UFTC compression

UFTC ("ultra fast tile compression") is a graphics compression format for Mega Drive homebrew. Its compression ratio isn't that great (about 50% if you use it as intended), but its main appeal is that it can be decompressed on the fly reasonably quickly, making it useful for streaming sprites and the like.

Miniplanets uses this format for Qisha's sprites as well as streaming graphics like the water and moving platforms.

If you just want to use UFTC and don't care about writing it yourself then skip ahead to the tools section and ignore the rest. This page is here to describe how the format works.

Tools and decompression code

You can download the UFTC source code from here. Includes compression tool as well as assembly and C routines for decompressing the data. They're under the zlib license (which means you don't even need to include a credit).

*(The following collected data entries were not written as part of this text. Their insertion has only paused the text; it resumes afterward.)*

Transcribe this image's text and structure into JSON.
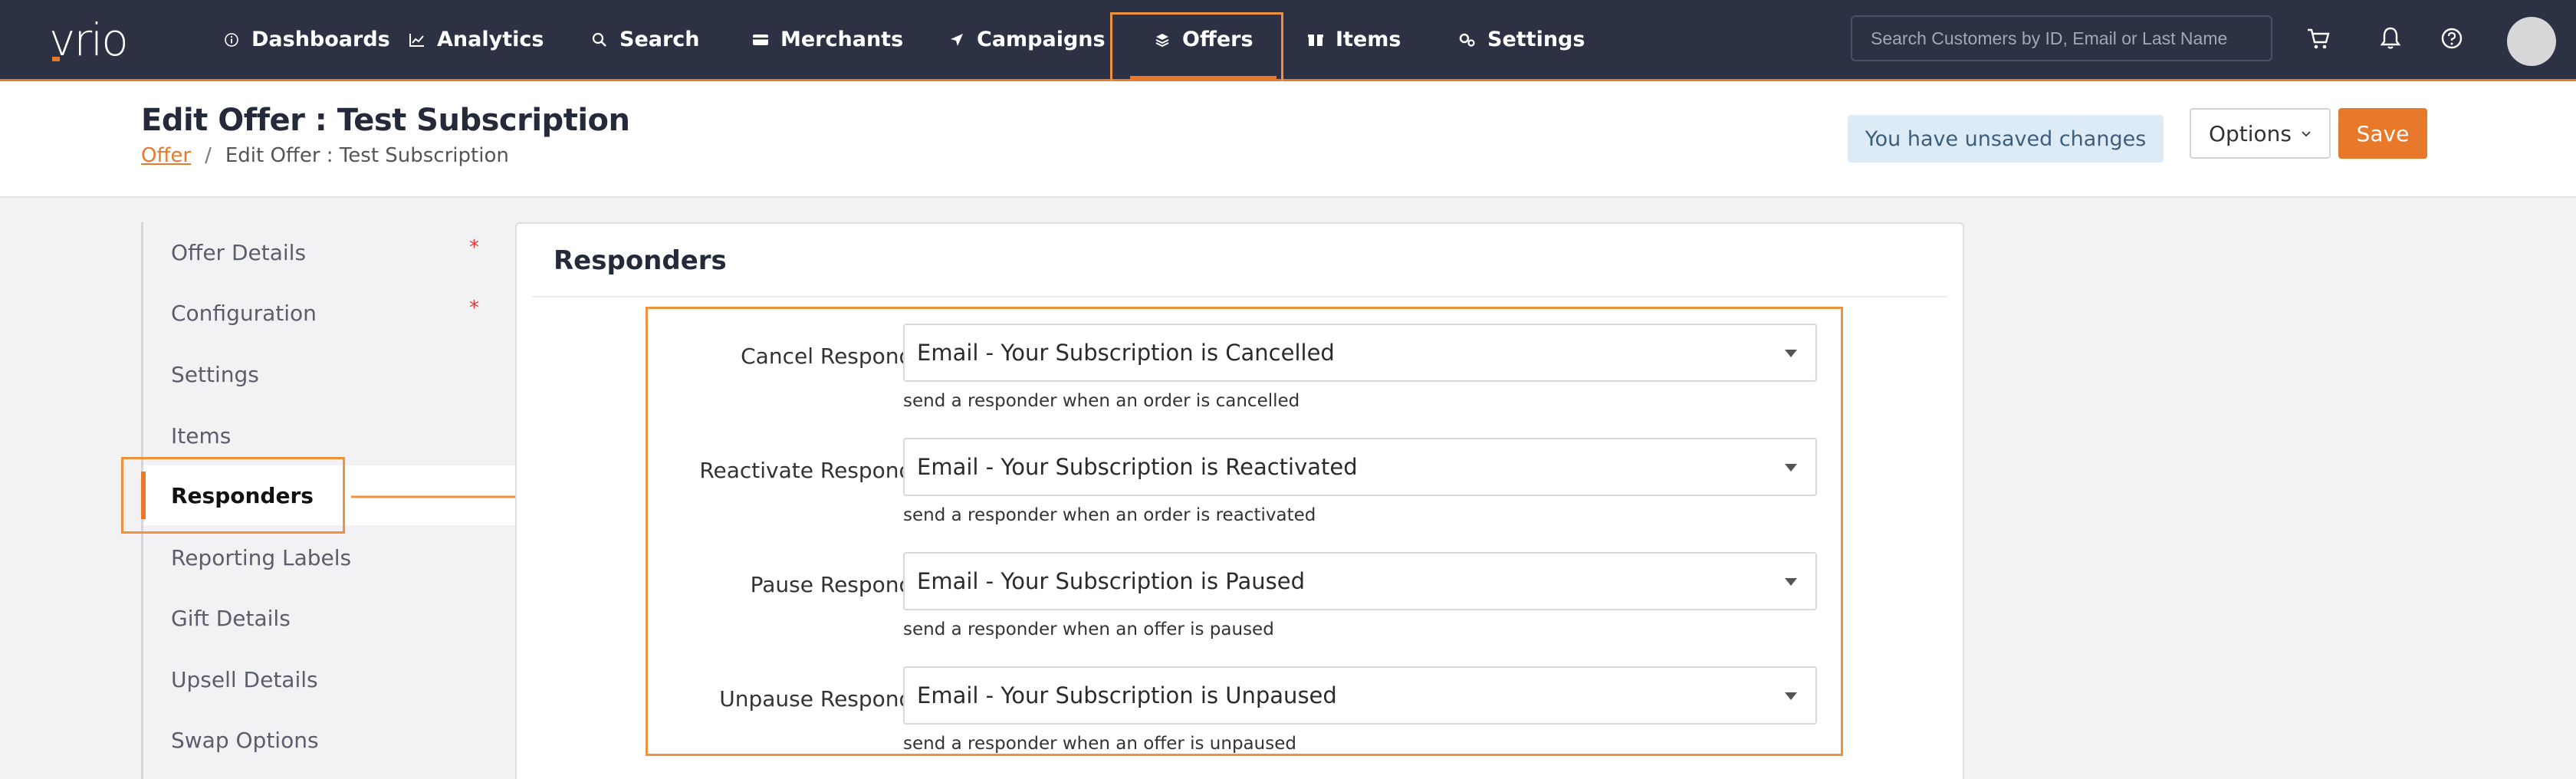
{
  "app": {
    "logo": "vrio",
    "brand_color": "#e8792b",
    "nav_bg": "#2c3244"
  },
  "nav": {
    "items": [
      {
        "label": "Dashboards",
        "icon": "info-circle-icon"
      },
      {
        "label": "Analytics",
        "icon": "line-chart-icon"
      },
      {
        "label": "Search",
        "icon": "search-icon"
      },
      {
        "label": "Merchants",
        "icon": "credit-card-icon"
      },
      {
        "label": "Campaigns",
        "icon": "paper-plane-icon"
      },
      {
        "label": "Offers",
        "icon": "layers-icon",
        "active": true
      },
      {
        "label": "Items",
        "icon": "box-icon"
      },
      {
        "label": "Settings",
        "icon": "gears-icon"
      }
    ],
    "search_placeholder": "Search Customers by ID, Email or Last Name"
  },
  "header": {
    "title": "Edit Offer : Test Subscription",
    "breadcrumb": [
      {
        "label": "Offer",
        "link": true
      },
      {
        "label": "Edit Offer : Test Subscription"
      }
    ],
    "unsaved_notice": "You have unsaved changes",
    "options_label": "Options",
    "save_label": "Save"
  },
  "sidebar": {
    "items": [
      {
        "label": "Offer Details",
        "required": "*"
      },
      {
        "label": "Configuration",
        "required": "*"
      },
      {
        "label": "Settings"
      },
      {
        "label": "Items"
      },
      {
        "label": "Responders",
        "active": true
      },
      {
        "label": "Reporting Labels"
      },
      {
        "label": "Gift Details"
      },
      {
        "label": "Upsell Details"
      },
      {
        "label": "Swap Options"
      }
    ]
  },
  "panel": {
    "title": "Responders",
    "responders": [
      {
        "label": "Cancel Responder:",
        "value": "Email - Your Subscription is Cancelled",
        "help": "send a responder when an order is cancelled"
      },
      {
        "label": "Reactivate Responder:",
        "value": "Email - Your Subscription is Reactivated",
        "help": "send a responder when an order is reactivated"
      },
      {
        "label": "Pause Responder:",
        "value": "Email - Your Subscription is Paused",
        "help": "send a responder when an offer is paused"
      },
      {
        "label": "Unpause Responder:",
        "value": "Email - Your Subscription is Unpaused",
        "help": "send a responder when an offer is unpaused"
      }
    ]
  }
}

The tool to make UFTC files as well as code to decompress it on the Mega Drive can also be found in the mdtools GitHub repository.

How UFTC compression works

UFTC works by using a "dictionary" approach: every tile is split into 4×4 pixel blocks, and then it makes a list of every unique 4×4 block. Then every tile is stored as a list of four indices (one index for each block). Since indices are smaller, it saves space whenever a block is repeated.

UFTC files have this structure:

  1. Number of blocks
  2. List of every 4×4 block
  3. List of every tile

The first number is just a 16-bit value that says how many blocks are in the block list. This is used to tell where the list of tiles starts. The number may be up to 8192.

Then comes every unique 4×4 block. Each block is 8 bytes, with every 16-bit word representing 4 pixels (with 4-bit per pixel)… think of these as how VDP would store the tiles if they were 4×4 instead of 8×8.

Finally comes the list of every tile. Every tile consists of four words:

  1. Index for top left 4×4 block
  2. Index for top right 4×4 block
  3. Index for bottom left 4×4 block
  4. Index for bottom right 4×4 block

The index is the offset inside the list of each 8×8 block (i.e. measured in bytes).

Since everything takes up a fixed amount of space, it's feasible to decompress arbitrary tiles from the middle of the stream (i.e. random access). You should compress entire spritesheets with UFTC and then decompress the tiles you need out of it to make optimal use of it (the more graphics, the more likely that it'll find common blocks).

UFTC15 and UFTC16

The description above is for the UFTC16 variant.

Early versions of the decompression code using word offsets (which are signed), limiting the amount of unique 8×8 blocks to 4096. These versions are called "UTFC15". Later versions of the decompression code use unsigned offsets (at the same speed) and can address up to 8192 blocks, these are called "UTFC16".

The newer decompressor can safely read data compressed for the older version (it's backwards compatible), so there really isn't any motive to use the older variant unless you can't change the decompression code for whatever reason.